Neither the will nor the letter contained any reference to my grandfather, or the possibility of an adverse claim. I could not, however, be quit of deep uneasiness and anxiety, but stanchly determined that every acre should vanish in folds of “the long robe” rather than pass to a crafty villain who had robbed me of all my kindred. My hatred of that man deepened vastly, as he became less abstract, while my terror decreased in proportion. I began to think that, instead of being the reckless fiend I had taken him for, he was only a low, plotting, cold-blooded rogue, without even courage to save him. By this time he must have heard all about me, my pursuit of him, and my presence here—then why not come and shoot me, just as he shot my grandfather?

The idea of this was unwelcome; still, I felt no sort of gratitude, but rather a lofty contempt toward him for not having spirit to try it. In Shoxford church-yard he had expressed (if Sexton Rigg was not then deceived) an unholy wish to have me there, at the feet of my brothers and sisters. Also he had tried to get hold of me—doubtless with a view to my quietude—when I was too young to defend myself, and left at haphazard in a lawless land. What was the reason, if his mind was still the same, for ceasing to follow me now? Was I to be treated with contempt as one who had tried her best and could do nothing, as a feeble creature whose movements were not even worth inquiry? Anger at such an idea began to supersede fear, as my spirits returned.

Meanwhile Major Hockin was making no sign as to what had befallen him in Paris, or what Cosmopolitan Jack was about. But, strangely enough, he had sent me a letter from Bruntsea instead of Paris, and addressed in grand style to no less a person than “The right honorable Baroness Castlewood”—a title which I had resolved, for the present, neither to claim nor acknowledge. In that letter the Major mingled a pennyweight of condolence with more congratulation than the post could carry for the largest stamp yet invented. His habit of mind was to magnify things; and he magnified my small grandeur, and seemed to think nothing else worthy of mention.

Through love of the good kind cousin I had lost, even more than through common and comely respect toward the late head of the family, I felt it impossible to proceed, for the present, with any inquiries, but left the next move to the other side. And the other side made it, in a manner such as I never even dreamed of.

About three weeks after I became, in that sad way, the mistress, escaping one day from lawyers and agents, who held me in dreary interview, with long computations of this and of that, and formalities almost endless, I went, for a breath of good earnest fresh air, beyond precinct of garden or shrubbery. To me these seemed in mild weather to temper and humanize the wind too strictly, and take the wild spirit out of it; and now, for the turn of the moment, no wind could be too rough to tumble in. After long months of hard trouble, and worry, and fear, and sad shame, and deep sorrow, the natural spring of clear youth into air and freedom set me upward. For the nonce there was nothing upon my selfish self to keep it downward; troubles were bubbles, and grief a low thief, and reason almost treason. I drank the fine fountain of air unsullied, and the golden light stamped with the royalty of sun.

Hilarious moments are but short, and soon cold sense comes back again. Already I began to feel ashamed of young life's selfish outburst, and the vehement spring of mere bodily health. On this account I sat down sadly in a little cove of hill, whereto the soft breeze from the river came up, with a tone of wavelets, and a sprightly water-gleam.
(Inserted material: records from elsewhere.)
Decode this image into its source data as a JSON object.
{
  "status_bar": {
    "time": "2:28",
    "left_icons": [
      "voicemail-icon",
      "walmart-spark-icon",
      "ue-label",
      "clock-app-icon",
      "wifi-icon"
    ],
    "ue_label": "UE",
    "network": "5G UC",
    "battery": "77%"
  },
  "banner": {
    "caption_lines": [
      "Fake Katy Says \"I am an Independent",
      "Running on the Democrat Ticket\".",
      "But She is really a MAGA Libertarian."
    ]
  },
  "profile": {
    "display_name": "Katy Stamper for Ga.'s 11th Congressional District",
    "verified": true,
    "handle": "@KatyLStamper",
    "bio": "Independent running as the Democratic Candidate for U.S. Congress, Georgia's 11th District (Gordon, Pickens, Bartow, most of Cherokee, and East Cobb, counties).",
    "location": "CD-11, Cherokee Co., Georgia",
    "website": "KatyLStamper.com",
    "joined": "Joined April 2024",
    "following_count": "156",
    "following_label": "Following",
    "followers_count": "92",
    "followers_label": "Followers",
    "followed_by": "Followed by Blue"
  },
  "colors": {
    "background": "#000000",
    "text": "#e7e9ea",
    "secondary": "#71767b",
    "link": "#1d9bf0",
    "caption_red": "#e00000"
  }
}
And here, in fern and yellow grass and tufted bights of bottom growth, the wind made entry for the sun, and they played with one another.

Besting here, and thinking, with my face between my hands, I wondered what would be the end. Nothing seemed secure or certain, nothing even steady or amenable to foresight. Even guess-work or the wider cast of dreams was always wrong. To-day the hills and valleys, and the glorious woods of wreathen gold, bright garnet, and deep amethyst, even that blue river yet unvexed by autumn's turbulence, and bordered with green pasture of a thousand sheep and cattle—to-day they all were mine (so far as mortal can hold ownership)—to-morrow, not a stick, or twig, or blade of grass, or fallen leaf, but might call me a trespasser. To see them while they still were mine, and to regard them humbly, I rose and took my black hat off—a black hat trimmed with mourning gray. Then turning round, I met a gaze, the wildest, darkest, and most awful ever fixed on human face.

“Who are you? What do you want here?” I faltered forth, while shrinking back for flight, yet dreading or unable to withdraw my gaze from his. The hollow ground barred all escape; my own land was a pit for me, and I must face this horror out. Here, afar from house or refuge, hand of help, or eye of witness, front to front I must encounter this atrocious murderer.

For moments, which were ages to me, he stood there without a word; and daring not to take my eyes from his, lest he should leap at me, I had no power (except of instinct), and could form no thought of him, for mortal fear fell over me. If he would only speak, would only move his lips, or any thing!

“The Baroness is not brave,” he said at last, as if reproachfully; “but she need have no fear now of me. Does her ladyship happen to know who I am?”